If you want pod2man to generate UTF-8 output, you need to pass the -u option to pod2man. See the man page for pod2man and its documentation of -u for all of the details of why this is the case. Since current versions of groff handle UTF-8 characters properly, there doesn't seem to be any point in adding an additional mode that would use groff-specific escapes. For compatibility with non-groff *roff implementations, -u is not the default. UTF-8 characters can even cause segfaults in some old vendor *roff implementations. The output of pod2man is intended to be portable and usable on systems other than the one on which it was generated.

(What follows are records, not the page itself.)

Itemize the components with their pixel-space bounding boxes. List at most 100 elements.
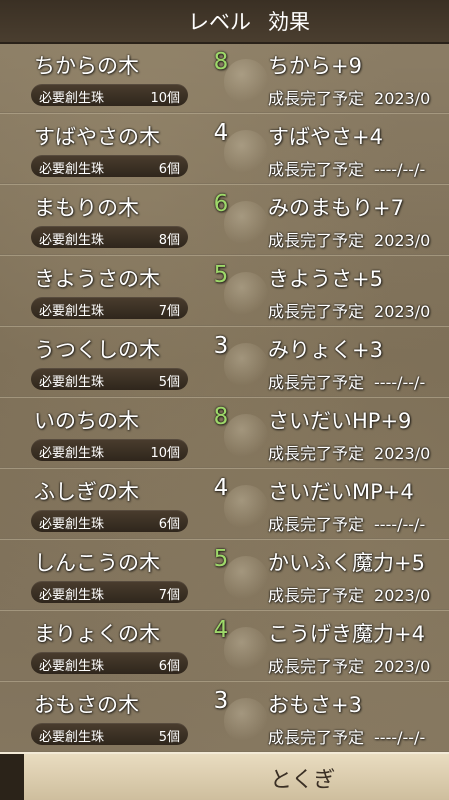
cost-badge: 必要創生珠 7個 <box>31 581 188 603</box>
growth-label: 成長完了予定 <box>268 231 365 250</box>
growth-label: 成長完了予定 <box>268 373 365 392</box>
tree-effect: すばやさ+4 <box>268 125 383 149</box>
tree-row[interactable]: すばやさの木 4 必要創生珠 6個 すばやさ+4 成長完了予定 ----/--/- <box>0 114 449 185</box>
tree-level: 3 <box>213 688 229 714</box>
growth-label: 成長完了予定 <box>268 728 365 747</box>
tree-name: ふしぎの木 <box>34 480 139 504</box>
cost-label: 必要創生珠 <box>39 446 105 461</box>
tree-row[interactable]: ちからの木 8 必要創生珠 10個 ちから+9 成長完了予定 2023/0 <box>0 43 449 114</box>
growth-schedule: 成長完了予定 2023/0 <box>268 440 430 464</box>
cost-value: 5個 <box>158 730 180 745</box>
tree-level: 3 <box>213 333 229 359</box>
growth-schedule: 成長完了予定 ----/--/- <box>268 369 425 393</box>
cost-badge: 必要創生珠 10個 <box>31 439 188 461</box>
column-header: レベル 効果 <box>0 0 449 44</box>
cost-label: 必要創生珠 <box>39 162 105 177</box>
cost-label: 必要創生珠 <box>39 730 105 745</box>
cost-value: 6個 <box>158 517 180 532</box>
tree-level: 8 <box>213 404 229 430</box>
tree-row[interactable]: まりょくの木 4 必要創生珠 6個 こうげき魔力+4 成長完了予定 2023/0 <box>0 611 449 682</box>
cost-value: 7個 <box>158 588 180 603</box>
growth-date: 2023/0 <box>374 231 431 250</box>
tree-effect: かいふく魔力+5 <box>268 551 425 575</box>
cost-badge: 必要創生珠 7個 <box>31 297 188 319</box>
cost-badge: 必要創生珠 5個 <box>31 368 188 390</box>
cost-label: 必要創生珠 <box>39 304 105 319</box>
growth-date: ----/--/- <box>374 728 426 747</box>
cost-value: 10個 <box>150 91 180 106</box>
cost-label: 必要創生珠 <box>39 517 105 532</box>
tree-name: まりょくの木 <box>34 622 160 646</box>
tree-row[interactable]: いのちの木 8 必要創生珠 10個 さいだいHP+9 成長完了予定 2023/0 <box>0 398 449 469</box>
tree-row[interactable]: うつくしの木 3 必要創生珠 5個 みりょく+3 成長完了予定 ----/--/- <box>0 327 449 398</box>
tree-row[interactable]: しんこうの木 5 必要創生珠 7個 かいふく魔力+5 成長完了予定 2023/0 <box>0 540 449 611</box>
tree-name: まもりの木 <box>34 196 139 220</box>
growth-schedule: 成長完了予定 2023/0 <box>268 298 430 322</box>
tree-row[interactable]: まもりの木 6 必要創生珠 8個 みのまもり+7 成長完了予定 2023/0 <box>0 185 449 256</box>
tree-effect: さいだいMP+4 <box>268 480 414 504</box>
cost-value: 6個 <box>158 162 180 177</box>
tree-name: しんこうの木 <box>34 551 160 575</box>
tree-effect: こうげき魔力+4 <box>268 622 425 646</box>
tree-effect: さいだいHP+9 <box>268 409 412 433</box>
cost-value: 7個 <box>158 304 180 319</box>
growth-date: 2023/0 <box>374 89 431 108</box>
growth-label: 成長完了予定 <box>268 515 365 534</box>
growth-label: 成長完了予定 <box>268 586 365 605</box>
tree-name: いのちの木 <box>34 409 139 433</box>
tree-name: すばやさの木 <box>34 125 160 149</box>
cost-label: 必要創生珠 <box>39 659 105 674</box>
cost-value: 8個 <box>158 233 180 248</box>
growth-date: 2023/0 <box>374 444 431 463</box>
cost-badge: 必要創生珠 5個 <box>31 723 188 745</box>
tree-effect: みのまもり+7 <box>268 196 404 220</box>
tree-level: 5 <box>213 262 229 288</box>
growth-date: ----/--/- <box>374 373 426 392</box>
tree-name: うつくしの木 <box>34 338 160 362</box>
tree-level: 5 <box>213 546 229 572</box>
cost-label: 必要創生珠 <box>39 91 105 106</box>
effect-column-label: 効果 <box>268 10 310 34</box>
tree-row[interactable]: ふしぎの木 4 必要創生珠 6個 さいだいMP+4 成長完了予定 ----/--/… <box>0 469 449 540</box>
growth-schedule: 成長完了予定 2023/0 <box>268 85 430 109</box>
tree-level: 4 <box>213 475 229 501</box>
cost-label: 必要創生珠 <box>39 375 105 390</box>
cost-label: 必要創生珠 <box>39 233 105 248</box>
growth-label: 成長完了予定 <box>268 444 365 463</box>
level-column-label: レベル <box>188 10 251 34</box>
growth-date: 2023/0 <box>374 302 431 321</box>
tree-row[interactable]: きようさの木 5 必要創生珠 7個 きようさ+5 成長完了予定 2023/0 <box>0 256 449 327</box>
growth-label: 成長完了予定 <box>268 657 365 676</box>
growth-date: ----/--/- <box>374 160 426 179</box>
growth-date: ----/--/- <box>374 515 426 534</box>
tree-row[interactable]: おもさの木 3 必要創生珠 5個 おもさ+3 成長完了予定 ----/--/- <box>0 682 449 753</box>
tree-effect: おもさ+3 <box>268 693 362 717</box>
growth-label: 成長完了予定 <box>268 89 365 108</box>
cost-badge: 必要創生珠 6個 <box>31 652 188 674</box>
growth-schedule: 成長完了予定 ----/--/- <box>268 724 425 748</box>
tree-level: 6 <box>213 191 229 217</box>
growth-date: 2023/0 <box>374 586 431 605</box>
growth-label: 成長完了予定 <box>268 302 365 321</box>
cost-badge: 必要創生珠 8個 <box>31 226 188 248</box>
tree-name: おもさの木 <box>34 693 139 717</box>
cost-value: 6個 <box>158 659 180 674</box>
bottom-edge <box>0 754 24 800</box>
tree-level: 8 <box>213 49 229 75</box>
growth-schedule: 成長完了予定 2023/0 <box>268 653 430 677</box>
growth-schedule: 成長完了予定 ----/--/- <box>268 156 425 180</box>
tree-effect: ちから+9 <box>268 54 362 78</box>
growth-schedule: 成長完了予定 ----/--/- <box>268 511 425 535</box>
cost-value: 10個 <box>150 446 180 461</box>
tree-growth-screen: レベル 効果 ちからの木 8 必要創生珠 10個 ちから+9 成長完了予定 202… <box>0 0 449 800</box>
tree-name: きようさの木 <box>34 267 160 291</box>
cost-value: 5個 <box>158 375 180 390</box>
skills-tab[interactable]: とくぎ <box>0 752 449 800</box>
tree-effect: みりょく+3 <box>268 338 383 362</box>
skills-tab-label: とくぎ <box>270 768 336 793</box>
growth-label: 成長完了予定 <box>268 160 365 179</box>
cost-badge: 必要創生珠 6個 <box>31 155 188 177</box>
growth-schedule: 成長完了予定 2023/0 <box>268 582 430 606</box>
growth-schedule: 成長完了予定 2023/0 <box>268 227 430 251</box>
cost-badge: 必要創生珠 10個 <box>31 84 188 106</box>
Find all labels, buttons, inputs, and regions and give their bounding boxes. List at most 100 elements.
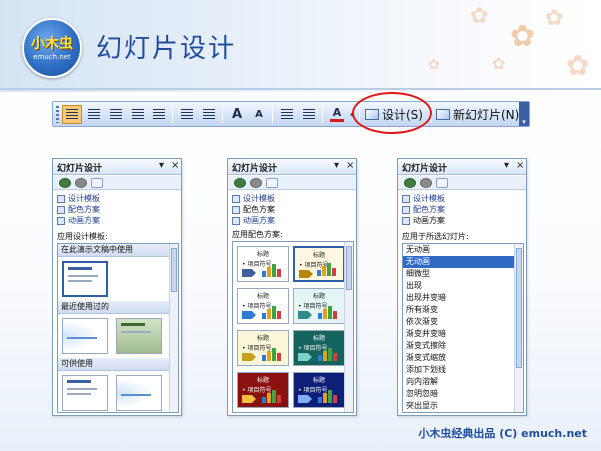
scrollbar-thumb[interactable] xyxy=(346,246,352,290)
new-slide-button[interactable]: 新幻灯片(N) xyxy=(436,105,519,124)
pane-header: 幻灯片设计 ▾ × xyxy=(398,159,526,175)
toolbar-separator xyxy=(172,106,173,123)
align-left-button[interactable] xyxy=(62,105,82,124)
close-icon[interactable]: × xyxy=(171,160,179,171)
align-center-button[interactable] xyxy=(84,105,104,124)
animation-list-item[interactable]: 渐变式缩放 xyxy=(403,352,523,364)
template-thumbnail[interactable] xyxy=(62,375,108,411)
link-color-schemes[interactable]: 配色方案 xyxy=(232,204,275,215)
back-icon[interactable] xyxy=(234,178,246,188)
animation-list-item[interactable]: 无动画 xyxy=(403,244,523,256)
link-design-templates[interactable]: 设计模板 xyxy=(57,193,100,204)
color-scheme-swatch[interactable]: 标题 • 项目符号 xyxy=(293,246,345,282)
animation-list-item[interactable]: 渐变式擦除 xyxy=(403,340,523,352)
home-icon[interactable] xyxy=(436,178,448,188)
animation-icon xyxy=(57,216,65,225)
template-list[interactable]: 在此演示文稿中使用 最近使用过的 可供使用 xyxy=(57,243,179,413)
decrease-indent-button[interactable] xyxy=(277,105,297,124)
animation-list-item[interactable]: 细微型 xyxy=(403,268,523,280)
decrease-font-button[interactable]: A xyxy=(249,105,269,124)
palette-icon xyxy=(57,205,65,214)
swatch-chart xyxy=(262,389,284,403)
scrollbar[interactable] xyxy=(344,242,353,412)
justify-button[interactable] xyxy=(128,105,148,124)
template-thumbnail[interactable] xyxy=(62,318,108,354)
swatch-shape xyxy=(299,270,313,278)
swatch-bar xyxy=(328,390,332,403)
animation-list-item[interactable]: 忽明忽暗 xyxy=(403,388,523,400)
link-label: 动画方案 xyxy=(243,216,275,225)
animation-list-item[interactable]: 依次渐变 xyxy=(403,316,523,328)
font-color-button[interactable]: A xyxy=(327,105,347,124)
toolbar-options-button[interactable]: ▾ xyxy=(519,102,529,126)
group-header: 可供使用 xyxy=(58,358,178,371)
numbering-button[interactable] xyxy=(177,105,197,124)
animation-list-item[interactable]: 渐变并变暗 xyxy=(403,328,523,340)
pane-menu-button[interactable]: ▾ xyxy=(504,160,509,171)
swatch-title: 标题 xyxy=(256,377,269,384)
task-pane-animation-schemes: 幻灯片设计 ▾ × 设计模板 配色方案 动画方案 应用于所选幻灯片: 无动画 无动… xyxy=(397,158,527,416)
scrollbar-thumb[interactable] xyxy=(516,248,522,368)
pane-menu-button[interactable]: ▾ xyxy=(334,160,339,171)
toolbar-grip[interactable] xyxy=(56,106,59,123)
animation-list-item[interactable]: 向内溶解 xyxy=(403,376,523,388)
group-header: 在此演示文稿中使用 xyxy=(58,244,178,257)
forward-icon[interactable] xyxy=(75,178,87,188)
forward-icon[interactable] xyxy=(250,178,262,188)
animation-list-item[interactable]: 颜色打字机 xyxy=(403,412,523,413)
distributed-button[interactable] xyxy=(149,105,169,124)
scrollbar[interactable] xyxy=(169,244,178,412)
section-label: 应用于所选幻灯片: xyxy=(402,232,469,241)
scrollbar-thumb[interactable] xyxy=(171,248,177,292)
home-icon[interactable] xyxy=(266,178,278,188)
template-thumbnail[interactable] xyxy=(116,318,162,354)
color-scheme-swatch[interactable]: 标题 • 项目符号 xyxy=(237,288,289,324)
animation-list-item[interactable]: 添加下划线 xyxy=(403,364,523,376)
back-icon[interactable] xyxy=(404,178,416,188)
color-scheme-list[interactable]: 标题 • 项目符号 标题 • 项目符号 标题 • 项目符号 标题 • 项目符号 标题 • 项目符号… xyxy=(232,241,354,413)
animation-list-item[interactable]: 突出显示 xyxy=(403,400,523,412)
pane-nav xyxy=(398,176,526,190)
color-scheme-swatch[interactable]: 标题 • 项目符号 xyxy=(237,330,289,366)
color-scheme-swatch[interactable]: 标题 • 项目符号 xyxy=(293,288,345,324)
pane-menu-button[interactable]: ▾ xyxy=(159,160,164,171)
pane-title: 幻灯片设计 xyxy=(232,164,278,174)
maple-leaf-icon: ✿ xyxy=(470,4,489,29)
pane-title: 幻灯片设计 xyxy=(57,164,103,174)
color-scheme-swatch[interactable]: 标题 • 项目符号 xyxy=(293,330,345,366)
pane-links: 设计模板 配色方案 动画方案 xyxy=(232,193,275,226)
close-icon[interactable]: × xyxy=(346,160,354,171)
bullets-button[interactable] xyxy=(199,105,219,124)
numbering-icon xyxy=(181,109,193,120)
animation-list-item[interactable]: 无动画 xyxy=(403,256,523,268)
link-animation-schemes[interactable]: 动画方案 xyxy=(57,215,100,226)
home-icon[interactable] xyxy=(91,178,103,188)
link-animation-schemes[interactable]: 动画方案 xyxy=(402,215,445,226)
animation-list-item[interactable]: 出现并变暗 xyxy=(403,292,523,304)
align-right-icon xyxy=(110,109,122,120)
link-animation-schemes[interactable]: 动画方案 xyxy=(232,215,275,226)
animation-scheme-list[interactable]: 无动画 无动画 细微型 出现 出现并变暗 所有渐变 依次渐变 渐变并变暗 渐变式擦除 渐变式缩放添… xyxy=(402,243,524,413)
link-design-templates[interactable]: 设计模板 xyxy=(402,193,445,204)
increase-indent-button[interactable] xyxy=(299,105,319,124)
template-thumbnail[interactable] xyxy=(62,261,108,297)
align-right-button[interactable] xyxy=(106,105,126,124)
close-icon[interactable]: × xyxy=(516,160,524,171)
link-color-schemes[interactable]: 配色方案 xyxy=(402,204,445,215)
toolbar-separator xyxy=(322,106,323,123)
animation-list-item[interactable]: 所有渐变 xyxy=(403,304,523,316)
forward-icon[interactable] xyxy=(420,178,432,188)
increase-indent-icon xyxy=(303,109,315,120)
link-design-templates[interactable]: 设计模板 xyxy=(232,193,275,204)
color-scheme-swatch[interactable]: 标题 • 项目符号 xyxy=(237,246,289,282)
link-color-schemes[interactable]: 配色方案 xyxy=(57,204,100,215)
align-left-icon xyxy=(66,109,78,120)
back-icon[interactable] xyxy=(59,178,71,188)
template-thumbnail[interactable] xyxy=(116,375,162,411)
swatch-chart xyxy=(318,305,340,319)
scrollbar[interactable] xyxy=(514,244,523,412)
increase-font-button[interactable]: A xyxy=(227,105,247,124)
color-scheme-swatch[interactable]: 标题 • 项目符号 xyxy=(237,372,289,408)
color-scheme-swatch[interactable]: 标题 • 项目符号 xyxy=(293,372,345,408)
animation-list-item[interactable]: 出现 xyxy=(403,280,523,292)
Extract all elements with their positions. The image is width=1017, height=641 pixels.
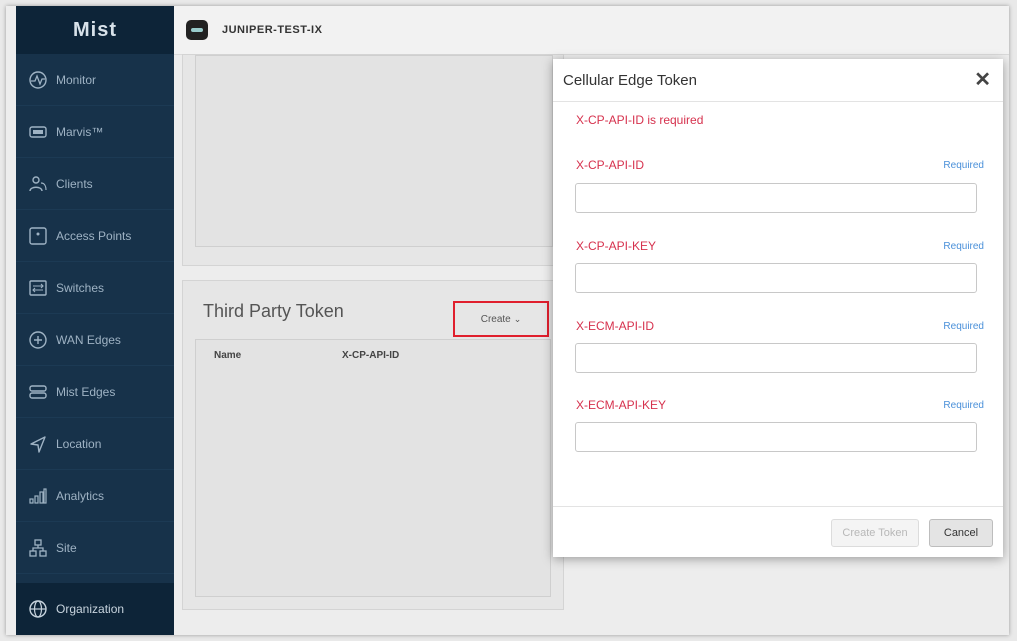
create-token-button[interactable]: Create Token xyxy=(831,519,919,547)
third-party-token-panel: Third Party Token Create ⌄ Name X-CP-API… xyxy=(182,280,564,610)
column-header-x-cp-api-id: X-CP-API-ID xyxy=(342,350,400,361)
switches-icon xyxy=(29,279,47,296)
organization-icon xyxy=(29,600,47,618)
sidebar-item-wan-edges[interactable]: WAN Edges xyxy=(16,314,174,366)
cellular-edge-token-modal: Cellular Edge Token ✕ X-CP-API-ID is req… xyxy=(553,59,1003,557)
sidebar-item-label: Mist Edges xyxy=(56,384,116,399)
x-ecm-api-key-input[interactable] xyxy=(575,422,977,452)
sidebar-item-mist-edges[interactable]: Mist Edges xyxy=(16,366,174,418)
required-indicator: Required xyxy=(943,321,984,332)
wan-edges-icon xyxy=(29,330,47,349)
site-icon xyxy=(29,538,47,557)
required-indicator: Required xyxy=(943,400,984,411)
field-label-x-cp-api-key: X-CP-API-KEY xyxy=(576,239,657,253)
required-indicator: Required xyxy=(943,241,984,252)
field-label-x-ecm-api-key: X-ECM-API-KEY xyxy=(576,398,667,412)
modal-header: Cellular Edge Token ✕ xyxy=(553,59,1003,102)
sidebar: Mist Monitor Marvis™ Clients Access Poin… xyxy=(16,6,174,635)
x-cp-api-key-input[interactable] xyxy=(575,263,977,293)
cancel-button[interactable]: Cancel xyxy=(929,519,993,547)
clients-icon xyxy=(29,175,47,191)
sidebar-item-access-points[interactable]: Access Points xyxy=(16,210,174,262)
upper-panel-body xyxy=(195,55,553,247)
chevron-down-icon: ⌄ xyxy=(513,313,522,324)
analytics-icon xyxy=(29,487,47,504)
token-table: Name X-CP-API-ID xyxy=(195,339,551,597)
monitor-icon xyxy=(29,70,47,89)
sidebar-item-label: Clients xyxy=(56,176,93,191)
marvis-icon xyxy=(29,125,47,138)
mist-edges-icon xyxy=(29,384,47,399)
location-icon xyxy=(30,435,46,453)
column-header-name: Name xyxy=(214,350,242,361)
third-party-token-title: Third Party Token xyxy=(203,301,344,321)
sidebar-item-label: Switches xyxy=(56,280,105,295)
sidebar-item-location[interactable]: Location xyxy=(16,418,174,470)
sidebar-item-analytics[interactable]: Analytics xyxy=(16,470,174,522)
sidebar-item-label: WAN Edges xyxy=(56,332,121,347)
org-name[interactable]: JUNIPER-TEST-IX xyxy=(222,24,322,36)
sidebar-item-marvis[interactable]: Marvis™ xyxy=(16,106,174,158)
sidebar-item-label: Site xyxy=(56,540,77,555)
field-label-x-ecm-api-id: X-ECM-API-ID xyxy=(576,319,654,333)
create-label: Create xyxy=(480,313,511,325)
create-dropdown-button[interactable]: Create ⌄ xyxy=(453,301,549,337)
error-message: X-CP-API-ID is required xyxy=(576,113,704,127)
sidebar-item-label: Analytics xyxy=(56,488,105,503)
access-points-icon xyxy=(29,226,47,245)
sidebar-item-clients[interactable]: Clients xyxy=(16,158,174,210)
modal-footer: Create Token Cancel xyxy=(553,506,1003,557)
close-icon[interactable]: ✕ xyxy=(974,70,991,90)
sidebar-item-organization[interactable]: Organization xyxy=(16,583,174,635)
app-window: Mist Monitor Marvis™ Clients Access Poin… xyxy=(6,6,1009,635)
mist-logo[interactable]: Mist xyxy=(16,6,174,54)
org-icon xyxy=(186,20,208,40)
x-ecm-api-id-input[interactable] xyxy=(575,343,977,373)
sidebar-item-label: Marvis™ xyxy=(56,124,104,139)
required-indicator: Required xyxy=(943,160,984,171)
sidebar-item-monitor[interactable]: Monitor xyxy=(16,54,174,106)
sidebar-item-label: Access Points xyxy=(56,228,132,243)
sidebar-item-label: Monitor xyxy=(56,72,97,87)
upper-panel xyxy=(182,54,564,266)
field-label-x-cp-api-id: X-CP-API-ID xyxy=(576,158,645,172)
sidebar-item-label: Location xyxy=(56,436,102,451)
modal-title: Cellular Edge Token xyxy=(563,71,697,89)
top-bar: JUNIPER-TEST-IX xyxy=(174,6,1009,55)
x-cp-api-id-input[interactable] xyxy=(575,183,977,213)
sidebar-item-site[interactable]: Site xyxy=(16,522,174,574)
sidebar-item-label: Organization xyxy=(56,602,125,616)
sidebar-item-switches[interactable]: Switches xyxy=(16,262,174,314)
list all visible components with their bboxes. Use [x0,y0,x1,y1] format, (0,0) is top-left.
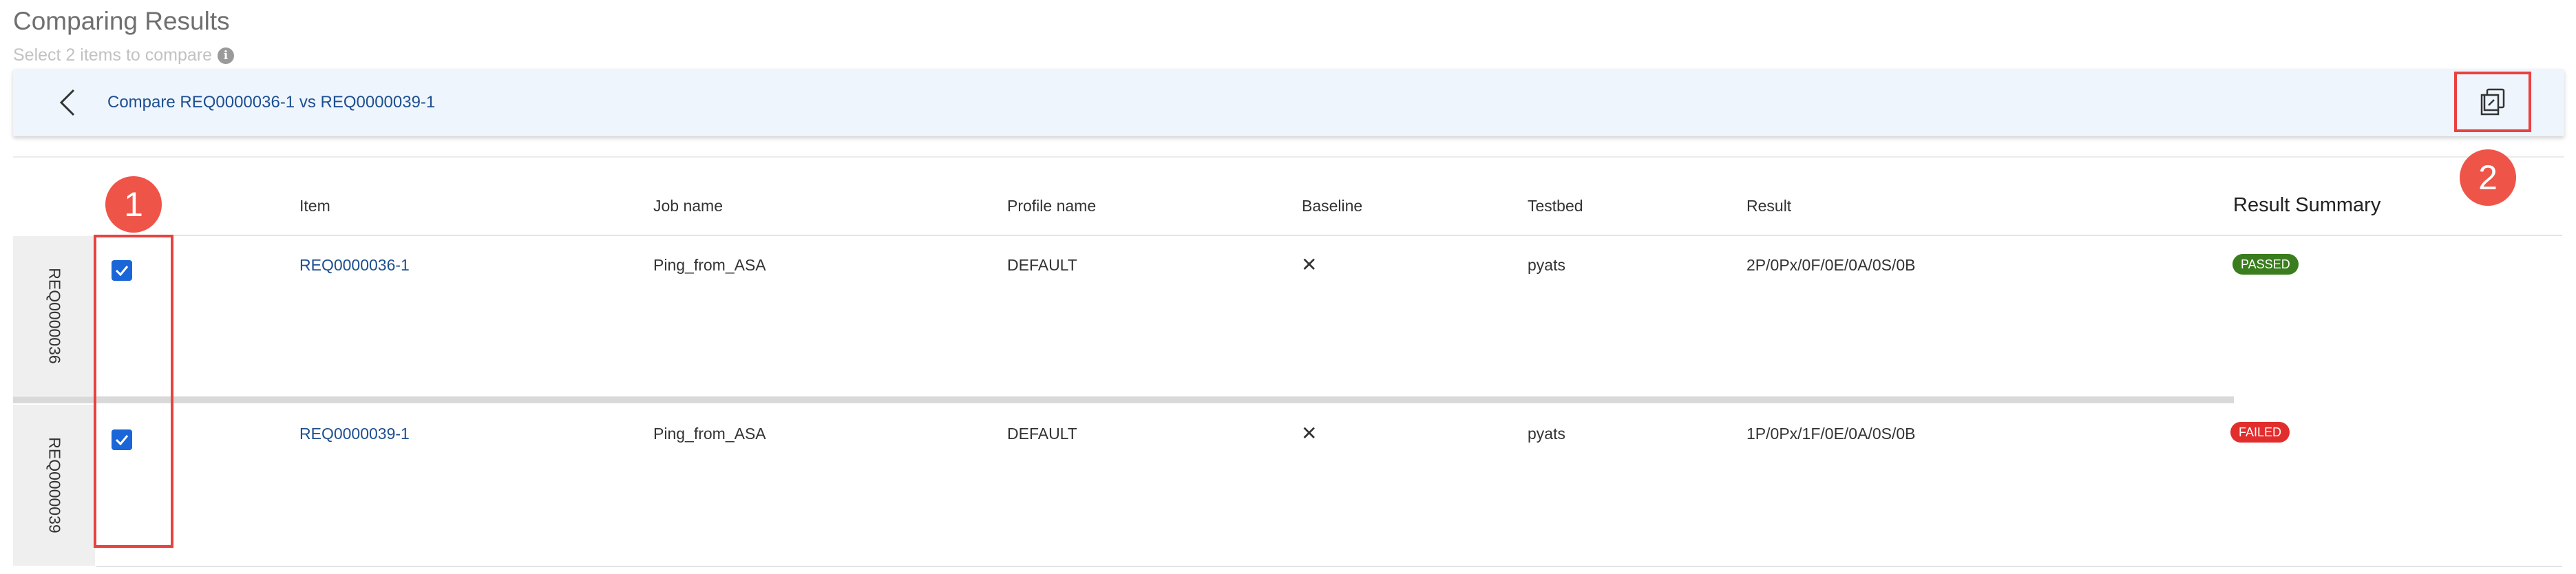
row-group-label-text: REQ0000039 [45,437,63,533]
testbed-cell: pyats [1528,256,1565,274]
column-header-result-summary[interactable]: Result Summary [2233,194,2380,217]
bar-underline [13,156,2564,158]
status-badge: PASSED [2232,254,2299,275]
subtitle-text: Select 2 items to compare [13,45,213,65]
job-name-cell: Ping_from_ASA [653,256,766,274]
annotation-highlight-box [94,235,173,548]
page-subtitle: Select 2 items to compare i [13,45,235,65]
column-header-baseline[interactable]: Baseline [1302,197,1362,215]
profile-name-cell: DEFAULT [1007,425,1077,443]
column-header-profile-name[interactable]: Profile name [1007,197,1096,215]
column-header-testbed[interactable]: Testbed [1528,197,1583,215]
item-link[interactable]: REQ0000039-1 [299,425,410,443]
copy-button[interactable] [2454,72,2531,132]
page: Comparing Results Select 2 items to comp… [0,0,2576,574]
compare-title: Compare REQ0000036-1 vs REQ0000039-1 [107,93,436,111]
header-divider [96,235,2562,236]
back-button[interactable] [50,85,85,120]
baseline-x-icon: ✕ [1301,254,1318,275]
profile-name-cell: DEFAULT [1007,256,1077,274]
result-cell: 1P/0Px/1F/0E/0A/0S/0B [1746,425,1916,443]
row-scrollbar[interactable] [13,396,2234,403]
row-group-label: REQ0000036 [13,236,95,396]
page-title: Comparing Results [13,7,230,35]
compare-bar: Compare REQ0000036-1 vs REQ0000039-1 [13,69,2564,136]
info-icon[interactable]: i [218,47,235,64]
row-divider [96,566,2562,567]
copy-icon [2480,88,2505,116]
baseline-x-icon: ✕ [1301,423,1318,444]
column-header-result[interactable]: Result [1746,197,1791,215]
item-link[interactable]: REQ0000036-1 [299,256,410,275]
annotation-marker-2: 2 [2460,149,2516,206]
column-header-job-name[interactable]: Job name [653,197,723,215]
annotation-marker-1: 1 [105,176,162,233]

Show quoted text
> SUGGESTION
Show quoted text
> At least substitute the unicode sequences with typical ASCII single(') > and double (") equivalents until there is support for groff(1) unicode.
I don't immediately see the justification for treating those characters specially. -- Russ Allbery (rra@stanford.edu) <http://www.eyrie.org/~eagle/>
As discussed, I don't think it makes that much sense to special-case handling of specific Unicode characters, so I'm going to mark this bug rejected.  To produce Unicode output from pod2man, use pod2man -u.